Pav Bhaji is a famous fast food found on the streets of Mumbai.
This mouthwatering dish is a combination of a mashed vegetable preparation called bhaji, served with buttery bread rolls known as pav. Comfort food at its best, this dish has worked its way to the hearts of many diner enthusiasts not only from India but from all over the world.
Prepare to savor a combination of vegetables with tangy spices, along with a hint of butter for any time of the day.
Ingredients for the Bhaji (Vegetable Curry):
- Mixed vegetables (boiled):
- 2 medium-sized potatoes (peeled and chopped)
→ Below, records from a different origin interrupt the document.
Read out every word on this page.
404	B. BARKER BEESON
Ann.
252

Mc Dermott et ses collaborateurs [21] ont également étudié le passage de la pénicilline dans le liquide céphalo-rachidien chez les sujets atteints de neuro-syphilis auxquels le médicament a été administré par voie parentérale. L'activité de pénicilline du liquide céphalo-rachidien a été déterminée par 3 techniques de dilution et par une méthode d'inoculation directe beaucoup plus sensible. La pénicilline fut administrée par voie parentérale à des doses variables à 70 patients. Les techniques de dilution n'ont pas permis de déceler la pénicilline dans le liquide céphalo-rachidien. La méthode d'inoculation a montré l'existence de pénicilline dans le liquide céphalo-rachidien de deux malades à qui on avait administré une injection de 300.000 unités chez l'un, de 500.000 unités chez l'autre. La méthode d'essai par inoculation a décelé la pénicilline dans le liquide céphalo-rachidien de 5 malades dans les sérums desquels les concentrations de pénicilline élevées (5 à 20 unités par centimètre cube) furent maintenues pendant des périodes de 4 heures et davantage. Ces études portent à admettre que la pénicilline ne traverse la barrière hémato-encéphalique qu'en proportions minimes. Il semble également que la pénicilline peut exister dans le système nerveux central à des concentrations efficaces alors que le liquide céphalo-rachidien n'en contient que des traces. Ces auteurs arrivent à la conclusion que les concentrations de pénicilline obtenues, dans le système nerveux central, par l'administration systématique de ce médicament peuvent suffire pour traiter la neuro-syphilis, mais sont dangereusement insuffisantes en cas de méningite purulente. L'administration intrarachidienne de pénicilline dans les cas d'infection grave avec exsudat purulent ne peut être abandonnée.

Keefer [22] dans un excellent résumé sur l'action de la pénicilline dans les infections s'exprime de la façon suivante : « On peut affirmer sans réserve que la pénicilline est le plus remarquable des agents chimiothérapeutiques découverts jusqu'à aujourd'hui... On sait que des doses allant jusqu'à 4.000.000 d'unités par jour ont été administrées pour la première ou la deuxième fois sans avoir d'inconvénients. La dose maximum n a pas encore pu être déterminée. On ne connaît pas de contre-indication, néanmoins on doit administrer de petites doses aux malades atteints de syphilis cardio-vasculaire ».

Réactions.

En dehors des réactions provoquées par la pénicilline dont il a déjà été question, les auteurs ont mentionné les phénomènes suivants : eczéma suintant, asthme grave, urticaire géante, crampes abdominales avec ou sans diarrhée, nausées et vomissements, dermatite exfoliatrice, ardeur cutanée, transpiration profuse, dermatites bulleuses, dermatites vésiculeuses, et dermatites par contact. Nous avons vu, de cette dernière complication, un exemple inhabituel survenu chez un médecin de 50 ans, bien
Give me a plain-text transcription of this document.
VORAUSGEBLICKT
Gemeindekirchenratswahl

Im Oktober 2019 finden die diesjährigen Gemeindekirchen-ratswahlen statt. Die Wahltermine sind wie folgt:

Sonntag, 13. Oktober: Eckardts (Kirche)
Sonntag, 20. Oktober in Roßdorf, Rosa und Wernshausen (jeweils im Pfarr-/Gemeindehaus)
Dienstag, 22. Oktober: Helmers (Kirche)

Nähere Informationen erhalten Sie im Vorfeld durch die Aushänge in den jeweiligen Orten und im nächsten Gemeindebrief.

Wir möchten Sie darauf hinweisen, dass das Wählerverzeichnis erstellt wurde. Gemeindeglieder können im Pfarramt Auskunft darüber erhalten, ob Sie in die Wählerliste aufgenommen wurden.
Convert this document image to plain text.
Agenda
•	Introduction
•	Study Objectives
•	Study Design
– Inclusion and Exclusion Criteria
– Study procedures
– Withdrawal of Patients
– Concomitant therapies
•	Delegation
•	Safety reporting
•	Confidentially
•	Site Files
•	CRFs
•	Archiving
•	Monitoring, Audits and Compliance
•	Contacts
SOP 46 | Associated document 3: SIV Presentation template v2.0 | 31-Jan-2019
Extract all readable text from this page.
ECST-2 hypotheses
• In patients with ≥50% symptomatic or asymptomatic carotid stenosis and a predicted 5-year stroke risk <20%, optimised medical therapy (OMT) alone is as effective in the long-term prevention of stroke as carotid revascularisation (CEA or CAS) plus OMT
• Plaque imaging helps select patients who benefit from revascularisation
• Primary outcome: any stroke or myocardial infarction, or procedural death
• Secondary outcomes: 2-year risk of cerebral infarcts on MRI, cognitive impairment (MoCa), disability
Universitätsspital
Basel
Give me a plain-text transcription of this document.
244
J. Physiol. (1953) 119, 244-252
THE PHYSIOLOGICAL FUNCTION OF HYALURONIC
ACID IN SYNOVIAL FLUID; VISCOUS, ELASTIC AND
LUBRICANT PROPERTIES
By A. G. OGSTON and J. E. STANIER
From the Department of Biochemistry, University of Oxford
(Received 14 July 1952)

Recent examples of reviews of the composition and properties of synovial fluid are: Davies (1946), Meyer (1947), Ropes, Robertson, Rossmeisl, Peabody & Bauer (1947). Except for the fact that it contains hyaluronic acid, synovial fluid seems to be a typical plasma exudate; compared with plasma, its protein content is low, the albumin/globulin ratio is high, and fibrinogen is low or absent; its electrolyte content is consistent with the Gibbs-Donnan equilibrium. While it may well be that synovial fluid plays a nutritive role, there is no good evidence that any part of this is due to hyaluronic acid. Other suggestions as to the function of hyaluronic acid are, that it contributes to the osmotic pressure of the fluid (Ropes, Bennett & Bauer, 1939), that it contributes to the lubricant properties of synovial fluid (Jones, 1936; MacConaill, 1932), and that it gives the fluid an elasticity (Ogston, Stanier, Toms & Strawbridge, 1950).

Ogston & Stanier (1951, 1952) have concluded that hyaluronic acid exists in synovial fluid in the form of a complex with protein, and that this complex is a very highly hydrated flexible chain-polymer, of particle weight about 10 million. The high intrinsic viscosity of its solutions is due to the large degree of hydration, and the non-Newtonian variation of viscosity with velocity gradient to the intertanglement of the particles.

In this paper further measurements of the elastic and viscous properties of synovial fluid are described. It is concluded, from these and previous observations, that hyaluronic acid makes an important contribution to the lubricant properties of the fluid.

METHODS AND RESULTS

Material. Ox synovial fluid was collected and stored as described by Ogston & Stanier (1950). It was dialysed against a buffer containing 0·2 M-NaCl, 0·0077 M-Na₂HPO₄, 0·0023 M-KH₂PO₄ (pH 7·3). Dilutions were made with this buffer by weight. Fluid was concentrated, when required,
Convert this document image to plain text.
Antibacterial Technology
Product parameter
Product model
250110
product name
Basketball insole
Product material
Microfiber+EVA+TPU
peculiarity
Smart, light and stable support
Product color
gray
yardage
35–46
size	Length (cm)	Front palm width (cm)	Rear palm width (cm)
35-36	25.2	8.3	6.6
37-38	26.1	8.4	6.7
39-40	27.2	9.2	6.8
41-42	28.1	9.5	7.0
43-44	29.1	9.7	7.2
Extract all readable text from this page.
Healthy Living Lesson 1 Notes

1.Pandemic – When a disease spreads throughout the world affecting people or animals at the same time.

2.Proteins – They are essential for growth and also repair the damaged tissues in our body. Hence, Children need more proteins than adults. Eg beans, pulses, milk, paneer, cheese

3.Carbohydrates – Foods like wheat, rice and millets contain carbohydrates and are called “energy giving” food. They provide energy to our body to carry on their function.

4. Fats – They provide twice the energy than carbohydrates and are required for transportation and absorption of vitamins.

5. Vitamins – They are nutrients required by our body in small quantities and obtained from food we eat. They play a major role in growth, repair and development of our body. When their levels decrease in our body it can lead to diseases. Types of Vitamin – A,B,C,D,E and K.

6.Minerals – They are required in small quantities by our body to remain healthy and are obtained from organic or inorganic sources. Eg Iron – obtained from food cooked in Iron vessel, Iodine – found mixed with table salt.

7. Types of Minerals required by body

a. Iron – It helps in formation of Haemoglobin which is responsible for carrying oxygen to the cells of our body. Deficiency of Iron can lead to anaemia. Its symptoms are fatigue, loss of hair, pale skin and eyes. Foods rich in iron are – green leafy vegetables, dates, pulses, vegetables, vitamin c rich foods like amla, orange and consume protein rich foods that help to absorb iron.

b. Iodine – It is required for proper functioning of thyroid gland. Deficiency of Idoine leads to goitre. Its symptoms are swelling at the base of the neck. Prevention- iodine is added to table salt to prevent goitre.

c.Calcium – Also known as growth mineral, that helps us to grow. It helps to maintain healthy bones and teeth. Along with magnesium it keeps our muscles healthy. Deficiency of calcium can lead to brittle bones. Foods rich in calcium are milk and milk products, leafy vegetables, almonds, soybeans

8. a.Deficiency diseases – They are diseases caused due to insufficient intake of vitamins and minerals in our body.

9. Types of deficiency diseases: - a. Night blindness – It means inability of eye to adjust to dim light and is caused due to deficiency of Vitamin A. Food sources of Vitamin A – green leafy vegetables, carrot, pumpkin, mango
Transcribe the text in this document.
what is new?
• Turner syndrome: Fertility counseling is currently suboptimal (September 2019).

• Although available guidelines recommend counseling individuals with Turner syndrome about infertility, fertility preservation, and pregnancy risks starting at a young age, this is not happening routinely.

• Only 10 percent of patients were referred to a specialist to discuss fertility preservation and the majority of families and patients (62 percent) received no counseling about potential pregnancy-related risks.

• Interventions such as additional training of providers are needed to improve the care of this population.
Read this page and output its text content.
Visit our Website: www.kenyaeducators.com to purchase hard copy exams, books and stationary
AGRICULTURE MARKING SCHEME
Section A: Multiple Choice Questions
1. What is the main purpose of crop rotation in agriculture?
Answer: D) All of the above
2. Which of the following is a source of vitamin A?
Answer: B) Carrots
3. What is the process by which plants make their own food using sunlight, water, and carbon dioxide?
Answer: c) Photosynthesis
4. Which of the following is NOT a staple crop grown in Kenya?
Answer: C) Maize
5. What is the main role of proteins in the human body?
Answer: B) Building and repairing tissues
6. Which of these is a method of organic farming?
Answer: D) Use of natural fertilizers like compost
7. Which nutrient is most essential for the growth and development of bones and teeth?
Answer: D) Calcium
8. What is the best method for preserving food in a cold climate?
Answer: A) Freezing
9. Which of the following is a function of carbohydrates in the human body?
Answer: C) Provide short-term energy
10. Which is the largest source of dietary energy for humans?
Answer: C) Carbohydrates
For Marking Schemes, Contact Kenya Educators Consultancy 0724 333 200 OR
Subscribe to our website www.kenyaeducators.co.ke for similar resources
- 1 cup cauliflower florets
- 1/2 cup green peas
- 1/2 cup carrots (chopped)
- For the Bhaji Gravy:
- 2 tbsp butter
- 1 tbsp oil
- 1 large onion (chopped)
- 1 green bell pepper (chopped)
- 2 tomatoes (pureed)
- 2-3 green chilies
- 1 tbsp ginger-garlic paste
- 1 tbsp Pav Bhaji masala
- 1 tsp red chili powder
- 1/2 tsp turmeric powder
- 1 tsp cumin powder
- 1 tsp garam masala
- Salt to taste
- 1/2 cup water (adjust for desired consistency)
- Fresh coriander leaves
- For the Pav:
- 6 pav
- 2 tbsp butter
Preparation Time: 60 min. (approx)
Making of Pav Bhaji Step by Step:
Step 1: Boil the Vegetables
The first step would be to cook all the mixed vegetables. Take a large saucepan, and put chopped potatoes, cauliflower, peas, and carrots. Add enough water to the vegetables so that it reaches the vegetables’ top, then continue with boiling. Boil for 8-10 minutes or until the vegetables soften up. Pour the water out and mash the vegetables. Set them aside.
Step 2: Prepare the Bhaji Gravy
In a large pan, put 2 tbsp of butter and 1 tbsp of oil on medium flame. Add chopped onions and fry until they turn golden brown.
Now, add the chopped green bell pepper and fry for 2-3 minutes until it softens. Add the ginger-garlic paste and slit green chilies. Fry for another minute to avoid the raw smell.
Add the pureed tomatoes and cook for 5-7 minutes until the oil separates from the masala. This step is important to get a good taste of the bhaji.
Step 3: Add Spices and Vegetables
When the tomato paste is cooked, add spices: Pav Bhaji masala, red chili powder, turmeric powder, cumin powder, and garam masala. Mix well and continue to fry for a further 2 minutes to fry the spices further.
Add the mashed vegetables to the gravy and mix thoroughly. Add salt acc. to your taste and about 1/2 cup of water to adjust the consistency. If you prefer a thicker bhaji, you can reduce the water. Let your bhaji cook on low flame for 10-15 minutes, allowing the flavors to meld together. Stir occasionally.
Step 4: Toast the pav
Take a small amount of butter in a pan. Slice the pav horizontally into halves. Flip the sliced pav on the pan and toast until lightly browned on both sides. Sprinkle a little chaat masala on the buttered side (if you would like).
Tips for the Perfect Pav Bhaji
– Consistency of the Bhaji: If the Bhaji mixture appears thick, add more water, which should thicken the mixture. If the mixture is too thin, add more flour and cook again.
– Butter for Extra Flavor: A lot of butter used in making this dish helps to develop that authentic rich Pav Bhaji flavor. You may use even more butter while toasting the pav.
– Use a Tava: It gives the dish a much better texture and taste, like the ones you get in restaurants or street side.
Life Lesson
“Embrace simplicity, but always add your unique flavor to life.”